As companies look to artificial intelligence to drive their digital transformation, software development will change dramatically as well.
Companies are prepared for the fact that developers will have to get up to speed on machine learning algorithms and neural networks, and are looking forward to seeing how AI will automate many development and testing functions.
But what many enterprises are missing is that the nature of software itself is changing.

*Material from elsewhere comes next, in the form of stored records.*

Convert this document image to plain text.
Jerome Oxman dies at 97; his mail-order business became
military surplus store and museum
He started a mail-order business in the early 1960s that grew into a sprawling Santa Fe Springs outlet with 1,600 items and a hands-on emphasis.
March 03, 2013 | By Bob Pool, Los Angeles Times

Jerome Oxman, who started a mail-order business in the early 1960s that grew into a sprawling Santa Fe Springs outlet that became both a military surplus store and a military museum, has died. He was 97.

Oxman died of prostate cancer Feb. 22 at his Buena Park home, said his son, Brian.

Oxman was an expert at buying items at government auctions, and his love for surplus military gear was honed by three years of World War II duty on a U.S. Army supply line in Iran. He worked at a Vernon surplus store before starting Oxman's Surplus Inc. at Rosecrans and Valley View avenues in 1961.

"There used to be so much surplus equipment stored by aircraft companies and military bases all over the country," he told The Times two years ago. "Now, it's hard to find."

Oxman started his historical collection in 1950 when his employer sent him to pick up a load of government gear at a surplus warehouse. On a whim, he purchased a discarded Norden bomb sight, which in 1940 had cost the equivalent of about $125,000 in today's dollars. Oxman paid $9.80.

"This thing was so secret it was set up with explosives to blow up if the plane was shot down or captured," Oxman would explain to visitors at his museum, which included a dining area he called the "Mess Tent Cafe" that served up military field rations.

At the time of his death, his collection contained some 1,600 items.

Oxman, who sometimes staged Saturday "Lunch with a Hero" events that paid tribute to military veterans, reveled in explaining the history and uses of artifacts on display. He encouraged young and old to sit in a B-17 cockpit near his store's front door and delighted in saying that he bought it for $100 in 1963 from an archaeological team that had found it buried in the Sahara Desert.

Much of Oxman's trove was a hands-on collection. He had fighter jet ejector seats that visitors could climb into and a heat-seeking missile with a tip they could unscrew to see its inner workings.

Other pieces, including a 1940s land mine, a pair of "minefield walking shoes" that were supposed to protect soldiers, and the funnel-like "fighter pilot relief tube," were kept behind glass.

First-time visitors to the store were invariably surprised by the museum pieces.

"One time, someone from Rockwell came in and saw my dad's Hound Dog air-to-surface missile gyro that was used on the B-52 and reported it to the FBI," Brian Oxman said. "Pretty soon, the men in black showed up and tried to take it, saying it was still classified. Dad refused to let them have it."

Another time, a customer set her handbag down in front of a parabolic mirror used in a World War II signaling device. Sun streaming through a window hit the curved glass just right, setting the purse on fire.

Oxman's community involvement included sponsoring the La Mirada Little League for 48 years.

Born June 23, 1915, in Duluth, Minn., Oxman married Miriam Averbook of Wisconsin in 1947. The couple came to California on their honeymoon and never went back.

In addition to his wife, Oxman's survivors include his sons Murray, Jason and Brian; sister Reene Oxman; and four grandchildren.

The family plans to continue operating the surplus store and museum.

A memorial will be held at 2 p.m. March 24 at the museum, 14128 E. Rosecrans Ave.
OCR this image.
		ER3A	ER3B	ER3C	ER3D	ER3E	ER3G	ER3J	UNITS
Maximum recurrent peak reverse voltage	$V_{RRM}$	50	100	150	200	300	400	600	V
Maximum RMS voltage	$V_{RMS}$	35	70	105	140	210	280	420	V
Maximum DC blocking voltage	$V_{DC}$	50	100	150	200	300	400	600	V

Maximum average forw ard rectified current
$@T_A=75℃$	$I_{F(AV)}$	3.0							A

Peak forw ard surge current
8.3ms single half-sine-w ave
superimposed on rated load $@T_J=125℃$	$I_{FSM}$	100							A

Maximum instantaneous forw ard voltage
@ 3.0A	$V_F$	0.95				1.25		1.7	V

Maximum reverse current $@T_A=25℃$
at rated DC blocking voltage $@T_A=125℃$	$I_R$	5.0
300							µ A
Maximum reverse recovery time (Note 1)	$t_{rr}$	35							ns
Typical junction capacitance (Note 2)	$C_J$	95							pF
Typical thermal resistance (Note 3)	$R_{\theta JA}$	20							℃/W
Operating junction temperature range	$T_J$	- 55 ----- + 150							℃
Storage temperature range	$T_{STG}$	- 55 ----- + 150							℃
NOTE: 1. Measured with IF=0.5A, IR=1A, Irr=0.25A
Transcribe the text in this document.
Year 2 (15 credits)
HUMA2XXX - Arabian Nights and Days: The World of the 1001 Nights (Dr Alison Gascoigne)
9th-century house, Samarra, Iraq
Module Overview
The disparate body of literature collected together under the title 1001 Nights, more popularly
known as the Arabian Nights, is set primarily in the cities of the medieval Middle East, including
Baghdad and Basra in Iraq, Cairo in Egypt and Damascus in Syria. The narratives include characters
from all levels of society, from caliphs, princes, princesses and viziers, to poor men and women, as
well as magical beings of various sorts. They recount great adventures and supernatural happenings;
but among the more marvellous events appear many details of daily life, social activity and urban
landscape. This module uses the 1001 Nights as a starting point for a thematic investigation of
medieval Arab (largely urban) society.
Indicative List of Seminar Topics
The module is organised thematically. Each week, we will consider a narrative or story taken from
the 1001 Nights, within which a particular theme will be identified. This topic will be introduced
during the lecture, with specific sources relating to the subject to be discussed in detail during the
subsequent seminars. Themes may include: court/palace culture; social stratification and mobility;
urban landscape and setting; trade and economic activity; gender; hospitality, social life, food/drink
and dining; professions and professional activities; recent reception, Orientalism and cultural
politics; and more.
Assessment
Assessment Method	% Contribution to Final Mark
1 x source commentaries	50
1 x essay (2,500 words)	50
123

Today, applications are deterministic. They are built around loops and decision trees. If an application fails to work correctly, developers analyze the code and use debugging tools to track the flow of logic, then rewrite code in order to fix those bugs.
That’s not how applications are developed when the systems are powered by AI and machine learning. Yes, some companies do sometimes write new code for the algorithms themselves, but most of the work is done elsewhere, as they pick standard algorithms from open source libraries or choose from the options available in their AI platforms.
These algorithms are then transformed into working systems by selecting the right training sets and telling the algorithms which data points — or features — are the most important and how much they should be weighed.
This shift toward data as the heart of developing software systems is causing leading-edge companies to rethink not only how they develop software but the kinds of tools and processes they will need to successfully navigate this paradigm shift.
Introducing ‘Software 2.0’
At the Spark+AI Summit last year, Tesla AI director Andrej Karpathy talked about how the self-driving car company is transitioning to this new way of developing code, which he called Software 2.0.
AI-powered optimization algorithms, such as neural networks, are pointed at a problem, try various solutions against evaluation criteria until they find the best possible solution. So, for example, the system could look through millions of labeled images to learn to distinguish between cars and pedestrians.
“We’re designing less, and things work better,” he said.
But what happens when this approach doesn’t work? For example, when Tesla’s self-driving cars had trouble figuring out whether to turn on windshield wipers while driving through tunnels, the solution wasn’t to dive into the machine learning algorithms to find out where they fell short.
Instead, the company discovered that its training data didn’t have enough examples of cars driving through tunnels. The solution was to pull out more images from cars taken in tunnels and send them to humans to classify.
“As a PhD student, I spent a lot of time on the models and algorithms and how you actually train these networks,” said Karpathy. “But at Tesla, I spend most of my time massaging the data sets.”
But managing training data isn’t as simple as having humans look at a set of images and label them. First, developers need a deep understanding of the data itself. For example, a system looking at static images of cars changing lanes will have a hard time figuring out that a car’s turn signal is blinking. Solving that problem requires going back to the training images and labeling them differently.
But changing the way images are labeled now means that a lot of previously categorized images will now have to be relabeled.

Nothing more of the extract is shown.